Doch der blockte ab: »Nein, das ist ein Gschmarri. Nur eine fixe Idee von den Kommissaren. Mehr nicht.«
»Aber, Herr Wirth, ich frage mich eben: Warum macht sich der Mörder so viel Mühe und führt seine Taten passend zu der Todesursache in einem ganz bestimmten Bühnenbild aus? Doch sicher, um uns eine Botschaft zu senden!«
»Botschaft? Nein!« Wirth schnaufte missgelaunt. »Wenn überhaupt, dann hat der Mörder nur eine Nachricht für uns: Er räumt unangenehme Zeitgenossen aus dem Weg, tut damit der Allgemeinheit einen Gefallen und hält uns allen vor, dass wir zu feige oder träge sind, selbst etwas zu unternehmen. Das ist ein Mann mit Charakter und Mumm und Humor noch dazu! Er führt die Bullerei an der Nase herum. Macht einen auf Psychopath, weil er weiß, dass die Schnüffler einen Mordsrespekt davor haben und alles Mögliche in die Spuren hineindeuten. Vor allem in die Fundorte, die Kulissen. Aber ich sage nur: Gschmarri! Unsere Bühnenbilder sind nichts Solides. Bloß Pressholz, Kleister und ein bisschen Farbe. Nicht belastbar.
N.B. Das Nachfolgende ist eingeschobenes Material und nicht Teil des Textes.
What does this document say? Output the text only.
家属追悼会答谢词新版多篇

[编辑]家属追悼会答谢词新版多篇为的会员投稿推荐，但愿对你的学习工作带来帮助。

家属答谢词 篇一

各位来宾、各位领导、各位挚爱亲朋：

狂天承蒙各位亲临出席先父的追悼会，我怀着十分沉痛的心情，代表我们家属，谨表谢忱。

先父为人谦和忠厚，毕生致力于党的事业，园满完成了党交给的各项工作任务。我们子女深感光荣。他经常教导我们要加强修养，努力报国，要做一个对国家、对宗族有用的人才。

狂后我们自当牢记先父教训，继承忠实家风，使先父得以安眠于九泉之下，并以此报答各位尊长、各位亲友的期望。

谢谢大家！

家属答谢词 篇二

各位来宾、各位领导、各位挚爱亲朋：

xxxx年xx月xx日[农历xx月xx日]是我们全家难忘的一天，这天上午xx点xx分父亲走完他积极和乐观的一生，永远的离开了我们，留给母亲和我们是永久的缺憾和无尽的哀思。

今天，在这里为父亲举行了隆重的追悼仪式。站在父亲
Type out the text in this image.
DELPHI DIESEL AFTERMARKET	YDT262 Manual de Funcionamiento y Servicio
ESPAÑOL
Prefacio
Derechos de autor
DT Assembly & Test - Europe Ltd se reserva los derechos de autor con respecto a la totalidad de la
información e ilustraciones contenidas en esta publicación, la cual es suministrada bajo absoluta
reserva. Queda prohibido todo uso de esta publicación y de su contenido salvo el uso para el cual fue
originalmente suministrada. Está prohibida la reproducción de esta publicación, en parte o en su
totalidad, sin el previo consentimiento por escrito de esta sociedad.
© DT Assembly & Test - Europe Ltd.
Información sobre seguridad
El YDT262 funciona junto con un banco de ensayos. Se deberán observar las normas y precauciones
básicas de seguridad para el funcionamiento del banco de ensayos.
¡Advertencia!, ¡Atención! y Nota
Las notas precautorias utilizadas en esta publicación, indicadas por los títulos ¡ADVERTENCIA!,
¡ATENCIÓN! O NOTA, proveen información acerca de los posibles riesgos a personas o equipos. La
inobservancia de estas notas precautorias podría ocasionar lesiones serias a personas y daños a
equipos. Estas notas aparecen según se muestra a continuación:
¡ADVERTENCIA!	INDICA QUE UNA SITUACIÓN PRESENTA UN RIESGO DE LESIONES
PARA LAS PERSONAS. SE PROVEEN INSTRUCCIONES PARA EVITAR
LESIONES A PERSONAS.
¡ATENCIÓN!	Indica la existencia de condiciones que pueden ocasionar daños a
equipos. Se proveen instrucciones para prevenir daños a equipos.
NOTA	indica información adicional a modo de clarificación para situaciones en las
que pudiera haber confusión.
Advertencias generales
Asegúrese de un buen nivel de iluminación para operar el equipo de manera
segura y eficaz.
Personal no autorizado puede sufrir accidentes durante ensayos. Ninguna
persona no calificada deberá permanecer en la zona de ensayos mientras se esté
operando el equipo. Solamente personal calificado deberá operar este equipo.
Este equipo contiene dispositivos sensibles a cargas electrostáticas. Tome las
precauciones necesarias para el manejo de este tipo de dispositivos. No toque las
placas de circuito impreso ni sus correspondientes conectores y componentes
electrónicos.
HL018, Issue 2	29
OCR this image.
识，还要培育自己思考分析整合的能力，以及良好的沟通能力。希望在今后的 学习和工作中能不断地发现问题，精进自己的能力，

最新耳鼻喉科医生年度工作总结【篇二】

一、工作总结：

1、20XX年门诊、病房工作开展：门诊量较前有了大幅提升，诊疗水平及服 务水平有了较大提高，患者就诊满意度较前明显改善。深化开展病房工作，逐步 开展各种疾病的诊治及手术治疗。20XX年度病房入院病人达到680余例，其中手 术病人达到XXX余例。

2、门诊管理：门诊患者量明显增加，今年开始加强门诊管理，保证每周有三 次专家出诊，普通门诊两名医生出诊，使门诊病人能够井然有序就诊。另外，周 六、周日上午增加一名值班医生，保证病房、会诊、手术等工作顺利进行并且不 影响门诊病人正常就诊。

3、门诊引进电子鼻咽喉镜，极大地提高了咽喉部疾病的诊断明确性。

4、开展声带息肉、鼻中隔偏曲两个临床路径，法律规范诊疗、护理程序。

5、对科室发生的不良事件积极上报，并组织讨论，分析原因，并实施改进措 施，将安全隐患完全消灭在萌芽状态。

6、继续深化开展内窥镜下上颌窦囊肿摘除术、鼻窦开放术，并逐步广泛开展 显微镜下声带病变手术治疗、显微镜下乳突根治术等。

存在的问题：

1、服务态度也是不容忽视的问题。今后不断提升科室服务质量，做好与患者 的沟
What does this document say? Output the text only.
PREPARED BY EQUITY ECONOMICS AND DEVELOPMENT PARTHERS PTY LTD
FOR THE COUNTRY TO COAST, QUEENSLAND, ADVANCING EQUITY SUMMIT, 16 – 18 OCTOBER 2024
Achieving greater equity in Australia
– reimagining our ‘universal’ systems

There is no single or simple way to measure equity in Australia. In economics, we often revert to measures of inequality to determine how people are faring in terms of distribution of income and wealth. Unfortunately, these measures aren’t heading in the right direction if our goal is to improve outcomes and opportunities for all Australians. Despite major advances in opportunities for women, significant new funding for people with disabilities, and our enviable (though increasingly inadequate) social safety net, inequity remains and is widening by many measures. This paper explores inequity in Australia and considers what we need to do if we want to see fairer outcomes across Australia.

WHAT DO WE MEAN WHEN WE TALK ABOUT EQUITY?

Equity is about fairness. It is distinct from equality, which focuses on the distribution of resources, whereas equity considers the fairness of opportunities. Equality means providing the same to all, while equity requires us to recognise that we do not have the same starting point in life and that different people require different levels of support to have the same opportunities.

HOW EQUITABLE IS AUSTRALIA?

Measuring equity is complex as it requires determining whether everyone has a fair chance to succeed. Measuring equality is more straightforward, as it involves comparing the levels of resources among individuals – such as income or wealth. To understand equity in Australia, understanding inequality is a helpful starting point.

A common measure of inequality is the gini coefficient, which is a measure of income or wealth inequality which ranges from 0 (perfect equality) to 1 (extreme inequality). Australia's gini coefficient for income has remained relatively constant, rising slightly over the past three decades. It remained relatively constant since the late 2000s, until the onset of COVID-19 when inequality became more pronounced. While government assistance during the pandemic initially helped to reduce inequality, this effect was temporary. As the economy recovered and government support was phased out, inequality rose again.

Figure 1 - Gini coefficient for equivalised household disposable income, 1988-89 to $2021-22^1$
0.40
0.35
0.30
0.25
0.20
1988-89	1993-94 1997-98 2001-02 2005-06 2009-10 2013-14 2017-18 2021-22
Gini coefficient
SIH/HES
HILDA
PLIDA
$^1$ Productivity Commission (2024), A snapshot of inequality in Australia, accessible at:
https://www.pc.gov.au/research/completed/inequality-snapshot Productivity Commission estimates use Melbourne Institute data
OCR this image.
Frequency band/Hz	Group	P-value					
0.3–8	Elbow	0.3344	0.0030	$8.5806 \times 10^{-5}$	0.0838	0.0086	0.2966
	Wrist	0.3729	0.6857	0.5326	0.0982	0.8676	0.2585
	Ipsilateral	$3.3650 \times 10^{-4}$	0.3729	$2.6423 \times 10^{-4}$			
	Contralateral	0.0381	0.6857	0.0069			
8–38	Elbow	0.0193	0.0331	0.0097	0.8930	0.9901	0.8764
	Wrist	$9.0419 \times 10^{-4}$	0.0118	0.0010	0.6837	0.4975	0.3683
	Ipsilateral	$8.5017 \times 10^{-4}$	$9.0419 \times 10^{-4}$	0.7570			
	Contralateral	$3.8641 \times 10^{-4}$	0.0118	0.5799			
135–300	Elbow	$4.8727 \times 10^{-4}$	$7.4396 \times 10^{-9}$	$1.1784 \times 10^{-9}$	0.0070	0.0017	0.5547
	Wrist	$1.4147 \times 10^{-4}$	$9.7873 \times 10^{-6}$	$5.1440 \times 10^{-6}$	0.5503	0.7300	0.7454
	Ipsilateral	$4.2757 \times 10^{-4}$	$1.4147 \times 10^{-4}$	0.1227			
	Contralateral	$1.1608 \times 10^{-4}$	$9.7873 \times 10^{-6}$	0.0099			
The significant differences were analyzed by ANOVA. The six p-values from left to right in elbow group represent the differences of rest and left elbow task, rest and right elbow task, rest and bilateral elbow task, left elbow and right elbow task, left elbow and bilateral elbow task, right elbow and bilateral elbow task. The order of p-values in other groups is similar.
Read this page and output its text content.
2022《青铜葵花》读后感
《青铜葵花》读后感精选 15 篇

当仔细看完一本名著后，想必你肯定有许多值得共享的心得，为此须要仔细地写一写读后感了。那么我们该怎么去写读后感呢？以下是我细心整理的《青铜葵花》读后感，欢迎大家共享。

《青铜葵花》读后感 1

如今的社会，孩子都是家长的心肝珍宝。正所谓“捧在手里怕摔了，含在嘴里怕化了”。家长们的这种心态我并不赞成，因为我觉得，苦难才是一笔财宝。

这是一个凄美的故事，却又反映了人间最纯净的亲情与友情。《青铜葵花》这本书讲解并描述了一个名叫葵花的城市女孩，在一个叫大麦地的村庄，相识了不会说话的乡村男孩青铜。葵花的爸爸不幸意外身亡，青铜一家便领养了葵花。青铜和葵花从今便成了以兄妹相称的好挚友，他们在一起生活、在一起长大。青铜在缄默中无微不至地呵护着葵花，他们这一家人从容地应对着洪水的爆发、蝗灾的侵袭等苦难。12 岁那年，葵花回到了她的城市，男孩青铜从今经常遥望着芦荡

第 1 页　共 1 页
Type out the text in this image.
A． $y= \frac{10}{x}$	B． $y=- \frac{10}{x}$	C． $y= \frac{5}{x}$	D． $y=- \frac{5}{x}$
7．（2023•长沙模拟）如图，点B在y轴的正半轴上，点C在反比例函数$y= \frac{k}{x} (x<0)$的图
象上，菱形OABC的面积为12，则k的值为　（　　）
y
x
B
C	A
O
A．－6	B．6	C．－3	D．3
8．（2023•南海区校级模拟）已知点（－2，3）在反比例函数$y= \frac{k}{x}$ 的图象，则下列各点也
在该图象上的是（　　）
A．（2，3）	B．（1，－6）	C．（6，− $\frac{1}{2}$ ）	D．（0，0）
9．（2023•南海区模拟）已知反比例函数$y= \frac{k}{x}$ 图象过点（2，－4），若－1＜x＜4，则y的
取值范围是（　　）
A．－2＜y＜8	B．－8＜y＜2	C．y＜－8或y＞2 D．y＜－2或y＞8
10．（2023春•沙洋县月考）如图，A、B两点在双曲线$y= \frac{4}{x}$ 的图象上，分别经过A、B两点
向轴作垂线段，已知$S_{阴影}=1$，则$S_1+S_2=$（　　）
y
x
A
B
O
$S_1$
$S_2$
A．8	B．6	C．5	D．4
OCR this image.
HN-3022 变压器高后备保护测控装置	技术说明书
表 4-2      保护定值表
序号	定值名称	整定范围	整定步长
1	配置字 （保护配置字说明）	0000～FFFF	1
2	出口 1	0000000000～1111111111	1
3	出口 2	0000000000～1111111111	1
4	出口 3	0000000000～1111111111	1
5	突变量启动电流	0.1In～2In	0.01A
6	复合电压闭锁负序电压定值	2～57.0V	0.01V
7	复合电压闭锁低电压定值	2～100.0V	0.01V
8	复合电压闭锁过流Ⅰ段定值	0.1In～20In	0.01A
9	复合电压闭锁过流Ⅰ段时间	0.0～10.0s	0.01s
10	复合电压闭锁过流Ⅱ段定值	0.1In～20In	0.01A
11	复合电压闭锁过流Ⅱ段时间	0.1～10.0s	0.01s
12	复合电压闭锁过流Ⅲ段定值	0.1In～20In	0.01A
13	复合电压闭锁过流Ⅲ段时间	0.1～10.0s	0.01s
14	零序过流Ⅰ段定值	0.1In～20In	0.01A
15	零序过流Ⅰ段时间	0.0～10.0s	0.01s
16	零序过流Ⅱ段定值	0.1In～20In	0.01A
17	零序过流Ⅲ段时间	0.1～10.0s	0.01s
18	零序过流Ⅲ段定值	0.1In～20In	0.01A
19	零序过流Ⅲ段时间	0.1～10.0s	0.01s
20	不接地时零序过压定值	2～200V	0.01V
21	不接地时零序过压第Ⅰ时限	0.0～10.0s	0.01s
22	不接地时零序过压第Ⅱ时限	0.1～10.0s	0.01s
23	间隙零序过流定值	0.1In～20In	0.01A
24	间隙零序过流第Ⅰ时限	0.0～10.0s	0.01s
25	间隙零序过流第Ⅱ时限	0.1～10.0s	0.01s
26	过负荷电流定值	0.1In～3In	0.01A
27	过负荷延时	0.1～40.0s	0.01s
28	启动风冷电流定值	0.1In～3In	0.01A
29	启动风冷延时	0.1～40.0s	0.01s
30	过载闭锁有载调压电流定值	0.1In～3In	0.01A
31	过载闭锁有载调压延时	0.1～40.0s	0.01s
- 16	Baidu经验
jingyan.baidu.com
Genauso wenig wie die Vorstellung, die Tatorte würden irgendetwas über den Mörder verraten. Das ist die völlig falsche Spur! Total daneben. Aber ich gönne dem Täter seinen Vorsprung. Er zeigt es denen jedenfalls einmal, diesen Großkopferten!«
Paul sah den Bühnenbildner eine Weile nachdenklich an. Dann warf er einen letzten Blick auf die Fragmente der griechischen Säulen und verabschiedete sich.
Hatten die Fundorte der Toten inmitten der Opernkulissen tatsächlich nichts zu sagen, fragte er sich im Gehen, oder wollte »Schreinermeister Eder« ihn das nur glauben machen? Immerhin sympathisierte er ganz offenkundig mit dem Mörder.